不正出血の背後に病気が隠れている可能性もあります。

子宮頸がん

がんが不正出血の原因となることもあります。子宮頸がんは子宮の入り口の子宮頸部に発生するがんで、初期は自覚症状が少ない場合も多いですが、進行すると不正出血を起こすことがあります。30-40代によく起こり、妊娠出産の時期と重なることから「マザーキラー」との異名もあるがんです。

子宮体がん

一方子宮体がんは40-50代以降、更年期の時期に起こる可能性が高くなるがんです。子宮内膜ががん化するもので、更年期や、元々月経不順のある方で古くなった子宮内膜が剥がれずに残っているとがん化するリスクが高くなると言われています。最も多い症状が不正出血で、更年期による出血と思っていたら実は子宮体がんだったという例も多く見られます。

いずれのがんも不正出血を症状の一つとし、他には水っぽいおりもの、茶褐色のおりものが続くことがあります。
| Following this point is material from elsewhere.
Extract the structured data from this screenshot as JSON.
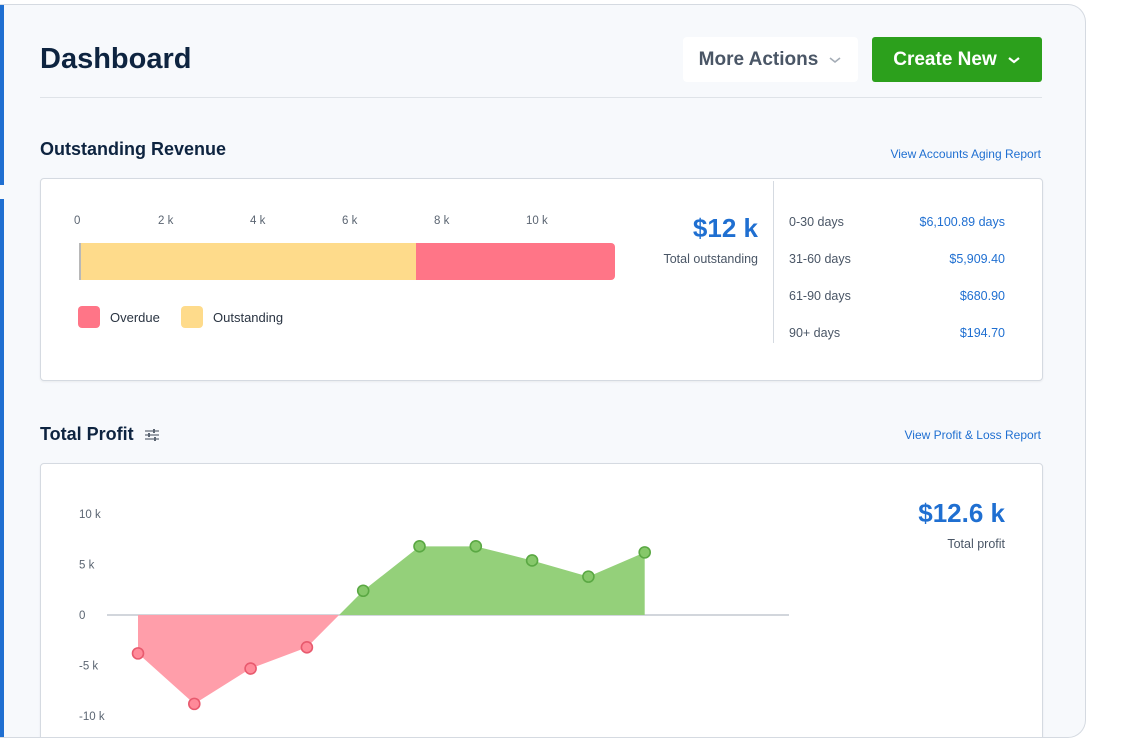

また、3ヶ月以上月経が空くことがよくある方は、将来的ながんのリスクも考え、ピルなどで定期的に月経を起こす治療が望ましい場合があります。気になる場合は早めに婦人科を受診しましょう。

<子宮頸管ポリープ>

最後に子宮頸管ポリープです。子宮の入り口周辺にポリープと呼ばれる「いぼ」状のものができる病気です。原因は不明で、女性の約2~5%に発生すると言われています。悪性化することはほぼありませんが、僅かな刺激で出血することがあり、不正出血の原因となることがあります。

病気を疑う場合は婦人科へ

月経以外の時期に出血する場合は不正出血です。不正出血は、外陰部、腟、子宮頸部からの出血のことがあります。生理的に自然な中間期出血から、病気が背後に隠れている場合など様々な場合があるため、不正出血があり心配な場合はぜひ早めの婦人科受診をおすすめします。

まとめ

不正出血には、更年期やストレスなどで引き起こされる女性ホルモンバランスの乱れや、子宮筋腫、子宮がん、子宮頸管ポリープなどの病気が隠れている可能性もあります。不正出血を繰り返す場合は自己判断で大丈夫と思わず、早めに一度婦人科診察を受けることをおすすめします。